Having no direct responsibility for the adoption of the IESBA Code of Ethics by all professional accountants in the jurisdiction, the AAAA has nevertheless established a requirement for its members to adhere to the Code and has established ongoing processes to translate the IESBA Code for application by its members. The 2014 version of the IESBA Code is being applied as of 2016.
In addition to the translation activities, the AAAA works to ensure that the requirements of the IESBA Code are incorporated into education and training programs and that the system to monitor compliance with the Code is further developed. The AAAA organizes seminars, publishes implementation materials, and raises the awareness of its members and the general public about ethics through its publications and website.
The AAAA is encouraged to work with other stakeholders in Armenia to ensure that all professional accountants are subject to ethical requirements as established by the IESBA Code of Ethics.
With no direct responsibility for adoption of IPSAS, the AAAA reports that, since 2012, it has participated in discussions with government officials on the adoption of IPSAS and continues to use its best endeavors to identify opportunities to assist the Ministry of Finance with IPSAS implementation. The AAAA has not, however, reported any specific actions. The plans to introduce a certification scheme for accountants in public sector, as well as for internal auditors, have been suspended.
The AAAA is encouraged to indicate whether it has considered the need to participate more actively in the issues related to public sector accounting. If so, the SMO 5 section of the Action Plan needs to be updated accordingly.
The AAAA has taken steps to establish a formal investigative and disciplinary (I&D) system for its members that is based on SMO 6 requirements. It established the Committee on Membership and Professional Ethics, which, along with other objectives, is mandated to investigate the violations of professional ethics and norms of its members. The association notes in its 2016 SMO Action Plan that the committee periodically monitors members’ compliance with continuing professional development and professional conduct.

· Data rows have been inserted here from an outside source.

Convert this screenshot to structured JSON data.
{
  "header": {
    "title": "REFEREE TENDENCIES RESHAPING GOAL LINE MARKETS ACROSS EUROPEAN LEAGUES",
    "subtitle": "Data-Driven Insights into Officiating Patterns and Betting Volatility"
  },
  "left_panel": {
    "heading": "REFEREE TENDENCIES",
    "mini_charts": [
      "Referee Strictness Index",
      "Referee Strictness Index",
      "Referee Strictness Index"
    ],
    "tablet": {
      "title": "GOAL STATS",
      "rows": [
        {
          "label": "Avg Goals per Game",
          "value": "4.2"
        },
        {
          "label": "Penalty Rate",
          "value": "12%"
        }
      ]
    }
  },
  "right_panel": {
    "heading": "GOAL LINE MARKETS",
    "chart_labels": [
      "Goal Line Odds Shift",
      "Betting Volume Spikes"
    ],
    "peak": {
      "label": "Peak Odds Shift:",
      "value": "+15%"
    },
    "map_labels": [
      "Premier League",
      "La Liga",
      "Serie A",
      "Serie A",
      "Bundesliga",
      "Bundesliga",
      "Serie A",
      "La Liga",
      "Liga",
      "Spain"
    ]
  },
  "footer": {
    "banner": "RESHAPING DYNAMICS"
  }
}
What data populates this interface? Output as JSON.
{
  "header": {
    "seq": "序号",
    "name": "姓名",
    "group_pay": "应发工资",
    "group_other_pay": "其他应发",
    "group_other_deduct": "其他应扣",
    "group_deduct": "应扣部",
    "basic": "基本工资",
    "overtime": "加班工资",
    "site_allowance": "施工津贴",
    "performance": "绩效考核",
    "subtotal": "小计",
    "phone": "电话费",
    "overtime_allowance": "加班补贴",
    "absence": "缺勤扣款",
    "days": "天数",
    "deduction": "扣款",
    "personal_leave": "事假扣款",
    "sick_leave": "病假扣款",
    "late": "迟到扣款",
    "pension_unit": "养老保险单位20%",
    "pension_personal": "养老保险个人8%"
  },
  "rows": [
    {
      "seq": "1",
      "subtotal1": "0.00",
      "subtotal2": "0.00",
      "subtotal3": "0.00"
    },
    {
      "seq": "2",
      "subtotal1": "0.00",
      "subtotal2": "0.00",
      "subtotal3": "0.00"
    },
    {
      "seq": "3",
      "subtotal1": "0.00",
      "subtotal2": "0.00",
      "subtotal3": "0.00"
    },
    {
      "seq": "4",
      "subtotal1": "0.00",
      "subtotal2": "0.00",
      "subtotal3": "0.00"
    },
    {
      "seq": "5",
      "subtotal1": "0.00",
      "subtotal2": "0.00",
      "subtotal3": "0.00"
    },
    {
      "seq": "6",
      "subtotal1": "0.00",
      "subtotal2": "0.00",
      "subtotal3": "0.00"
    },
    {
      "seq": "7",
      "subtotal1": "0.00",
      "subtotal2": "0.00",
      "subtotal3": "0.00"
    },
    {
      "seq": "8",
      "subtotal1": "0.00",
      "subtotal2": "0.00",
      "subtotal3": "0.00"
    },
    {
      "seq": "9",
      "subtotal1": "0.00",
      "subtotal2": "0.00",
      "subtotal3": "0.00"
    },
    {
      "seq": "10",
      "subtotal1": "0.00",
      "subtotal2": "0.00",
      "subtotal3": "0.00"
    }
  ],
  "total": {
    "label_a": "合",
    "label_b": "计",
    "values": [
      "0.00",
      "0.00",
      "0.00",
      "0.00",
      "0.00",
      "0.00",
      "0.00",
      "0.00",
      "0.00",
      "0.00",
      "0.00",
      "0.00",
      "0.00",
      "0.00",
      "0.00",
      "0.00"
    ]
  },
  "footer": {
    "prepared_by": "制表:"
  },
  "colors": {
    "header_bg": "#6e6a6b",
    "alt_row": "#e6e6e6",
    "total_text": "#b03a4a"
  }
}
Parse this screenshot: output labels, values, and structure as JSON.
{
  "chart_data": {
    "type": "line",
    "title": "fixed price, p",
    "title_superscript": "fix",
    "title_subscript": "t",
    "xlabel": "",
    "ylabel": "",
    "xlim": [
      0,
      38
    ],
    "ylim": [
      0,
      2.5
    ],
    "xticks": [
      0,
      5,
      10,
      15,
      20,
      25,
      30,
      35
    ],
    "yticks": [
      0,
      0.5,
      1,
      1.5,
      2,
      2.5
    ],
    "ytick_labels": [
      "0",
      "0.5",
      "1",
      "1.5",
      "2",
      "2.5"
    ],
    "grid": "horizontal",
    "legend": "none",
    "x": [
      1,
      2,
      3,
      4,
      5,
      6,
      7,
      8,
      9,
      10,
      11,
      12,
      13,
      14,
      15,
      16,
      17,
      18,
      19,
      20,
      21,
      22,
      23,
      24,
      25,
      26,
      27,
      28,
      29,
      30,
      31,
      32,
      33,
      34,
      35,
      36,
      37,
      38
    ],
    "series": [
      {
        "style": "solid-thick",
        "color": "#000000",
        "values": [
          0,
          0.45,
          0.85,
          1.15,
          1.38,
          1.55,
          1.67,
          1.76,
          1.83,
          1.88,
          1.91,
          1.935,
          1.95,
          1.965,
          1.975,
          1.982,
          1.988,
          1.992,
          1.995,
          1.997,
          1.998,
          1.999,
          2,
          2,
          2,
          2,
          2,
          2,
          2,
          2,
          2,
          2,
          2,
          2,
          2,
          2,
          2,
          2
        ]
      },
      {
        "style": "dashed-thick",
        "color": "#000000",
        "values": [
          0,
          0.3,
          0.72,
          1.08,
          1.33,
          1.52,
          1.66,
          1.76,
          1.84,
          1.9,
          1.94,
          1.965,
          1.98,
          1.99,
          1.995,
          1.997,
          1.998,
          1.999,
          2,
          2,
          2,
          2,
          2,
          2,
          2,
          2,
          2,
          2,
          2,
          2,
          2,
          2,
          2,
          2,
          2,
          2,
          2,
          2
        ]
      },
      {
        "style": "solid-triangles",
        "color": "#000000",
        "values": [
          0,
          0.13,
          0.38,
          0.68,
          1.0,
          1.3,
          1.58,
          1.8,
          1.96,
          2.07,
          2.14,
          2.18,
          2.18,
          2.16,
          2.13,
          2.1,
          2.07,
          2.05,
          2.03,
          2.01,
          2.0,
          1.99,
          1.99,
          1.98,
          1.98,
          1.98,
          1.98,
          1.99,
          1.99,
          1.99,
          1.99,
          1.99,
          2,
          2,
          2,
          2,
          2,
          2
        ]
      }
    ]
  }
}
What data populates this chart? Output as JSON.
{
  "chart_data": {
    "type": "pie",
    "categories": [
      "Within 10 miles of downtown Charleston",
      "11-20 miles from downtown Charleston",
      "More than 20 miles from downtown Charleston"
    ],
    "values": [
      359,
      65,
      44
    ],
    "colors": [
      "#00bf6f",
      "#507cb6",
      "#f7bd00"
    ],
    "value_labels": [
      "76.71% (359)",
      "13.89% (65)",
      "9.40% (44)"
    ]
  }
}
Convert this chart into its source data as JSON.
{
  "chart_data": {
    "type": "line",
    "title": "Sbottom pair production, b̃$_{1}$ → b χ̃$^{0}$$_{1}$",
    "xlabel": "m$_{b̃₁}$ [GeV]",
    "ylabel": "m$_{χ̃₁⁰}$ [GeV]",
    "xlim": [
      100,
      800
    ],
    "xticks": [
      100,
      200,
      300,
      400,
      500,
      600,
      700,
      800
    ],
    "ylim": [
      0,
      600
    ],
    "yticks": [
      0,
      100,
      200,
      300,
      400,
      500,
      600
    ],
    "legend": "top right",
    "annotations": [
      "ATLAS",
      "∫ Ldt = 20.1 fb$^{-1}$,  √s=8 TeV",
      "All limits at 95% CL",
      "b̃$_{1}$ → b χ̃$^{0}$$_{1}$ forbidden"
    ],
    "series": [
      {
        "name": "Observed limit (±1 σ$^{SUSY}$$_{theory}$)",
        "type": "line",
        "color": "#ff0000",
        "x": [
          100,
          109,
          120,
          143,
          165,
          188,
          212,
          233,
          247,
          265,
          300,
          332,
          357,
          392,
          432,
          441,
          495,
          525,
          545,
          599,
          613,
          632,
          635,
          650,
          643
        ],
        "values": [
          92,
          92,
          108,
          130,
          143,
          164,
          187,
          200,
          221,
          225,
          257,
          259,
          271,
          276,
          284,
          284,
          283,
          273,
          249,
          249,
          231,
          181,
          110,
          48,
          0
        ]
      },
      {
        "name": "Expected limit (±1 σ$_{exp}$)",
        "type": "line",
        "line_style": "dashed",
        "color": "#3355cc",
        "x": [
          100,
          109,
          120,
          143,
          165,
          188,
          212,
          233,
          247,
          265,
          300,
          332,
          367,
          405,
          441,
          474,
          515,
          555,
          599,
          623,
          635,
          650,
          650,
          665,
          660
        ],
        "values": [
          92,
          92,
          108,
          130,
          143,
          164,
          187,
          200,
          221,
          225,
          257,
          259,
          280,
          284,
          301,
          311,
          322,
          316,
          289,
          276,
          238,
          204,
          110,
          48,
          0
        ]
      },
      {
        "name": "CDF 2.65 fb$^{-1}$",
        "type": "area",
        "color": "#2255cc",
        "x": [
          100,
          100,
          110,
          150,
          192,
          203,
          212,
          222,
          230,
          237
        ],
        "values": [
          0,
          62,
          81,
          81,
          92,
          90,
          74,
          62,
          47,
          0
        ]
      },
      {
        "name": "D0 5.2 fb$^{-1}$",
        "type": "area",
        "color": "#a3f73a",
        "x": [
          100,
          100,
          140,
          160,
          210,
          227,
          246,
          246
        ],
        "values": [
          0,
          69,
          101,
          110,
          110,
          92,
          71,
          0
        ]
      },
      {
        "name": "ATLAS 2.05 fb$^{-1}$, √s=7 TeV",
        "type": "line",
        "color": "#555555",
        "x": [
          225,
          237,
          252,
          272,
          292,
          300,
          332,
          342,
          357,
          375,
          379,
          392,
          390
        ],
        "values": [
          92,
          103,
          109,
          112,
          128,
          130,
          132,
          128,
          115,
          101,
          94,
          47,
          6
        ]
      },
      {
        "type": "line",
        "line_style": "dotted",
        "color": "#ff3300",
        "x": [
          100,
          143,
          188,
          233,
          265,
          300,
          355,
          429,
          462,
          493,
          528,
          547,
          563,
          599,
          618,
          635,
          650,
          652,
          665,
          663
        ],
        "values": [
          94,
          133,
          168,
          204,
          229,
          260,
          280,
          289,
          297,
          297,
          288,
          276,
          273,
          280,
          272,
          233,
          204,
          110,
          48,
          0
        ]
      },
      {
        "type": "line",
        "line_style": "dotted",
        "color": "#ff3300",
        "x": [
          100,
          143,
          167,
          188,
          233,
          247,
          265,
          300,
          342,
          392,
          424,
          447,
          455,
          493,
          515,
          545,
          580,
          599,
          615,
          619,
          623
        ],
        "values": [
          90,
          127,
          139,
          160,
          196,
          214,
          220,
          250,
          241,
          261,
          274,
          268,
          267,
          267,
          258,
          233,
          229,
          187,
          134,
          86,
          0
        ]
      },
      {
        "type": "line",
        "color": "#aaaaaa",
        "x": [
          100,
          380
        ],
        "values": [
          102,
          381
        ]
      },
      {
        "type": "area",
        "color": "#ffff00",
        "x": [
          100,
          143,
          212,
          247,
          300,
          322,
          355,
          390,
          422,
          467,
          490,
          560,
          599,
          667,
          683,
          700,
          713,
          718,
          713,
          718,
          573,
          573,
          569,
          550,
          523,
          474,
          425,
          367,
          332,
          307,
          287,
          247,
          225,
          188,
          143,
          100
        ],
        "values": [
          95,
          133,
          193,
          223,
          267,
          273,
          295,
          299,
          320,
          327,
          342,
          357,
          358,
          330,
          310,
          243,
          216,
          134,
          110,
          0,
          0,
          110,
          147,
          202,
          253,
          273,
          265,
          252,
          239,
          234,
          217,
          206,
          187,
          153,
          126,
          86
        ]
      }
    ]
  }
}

In 2009, the AAAA planned to conduct a review of the I&D system with a view to developing an Action Plan addressing the existing shortcomings. Due to lack of funding, however, the project was suspended. In 2013, the AAAA revised its disciplinary procedures although the nature of the revisions is not clear.
The AAAA is encouraged to assess the existing I&D system in Armenia against the requirements of the revised SMO 6 and include the results of the review in the SMO Action Plan. For areas of less than full compliance, it needs to describe in its SMO Action Plan what actions it aims to take to close the gaps and align the system with the requirements of SMO 6. In addition, the AAAA is strongly encouraged to provide an update on the I&D system established by the MoF.
The AAAA has no direct responsibility for the adoption of IFRS and IFRS for SMEs in the jurisdiction. The Ministry of Finance has, however, entrusted it with the process of translating IFRS, which must be translated into Armenian to become applicable. In addition, the AAAA uses its best endeavors to support its membership with the implementation of the standards by providing training, certification, and workshops on the standards, as well as publications.
The AAAA is encouraged to consider the experiences of other jurisdictions and to establish ongoing processes for translating IFRS to ensure that the most recent IASB pronouncements are being applied in Armenia. The AAAA is also encouraged to consider participating in international standard setting and initiating a program for responding to IASB exposure drafts.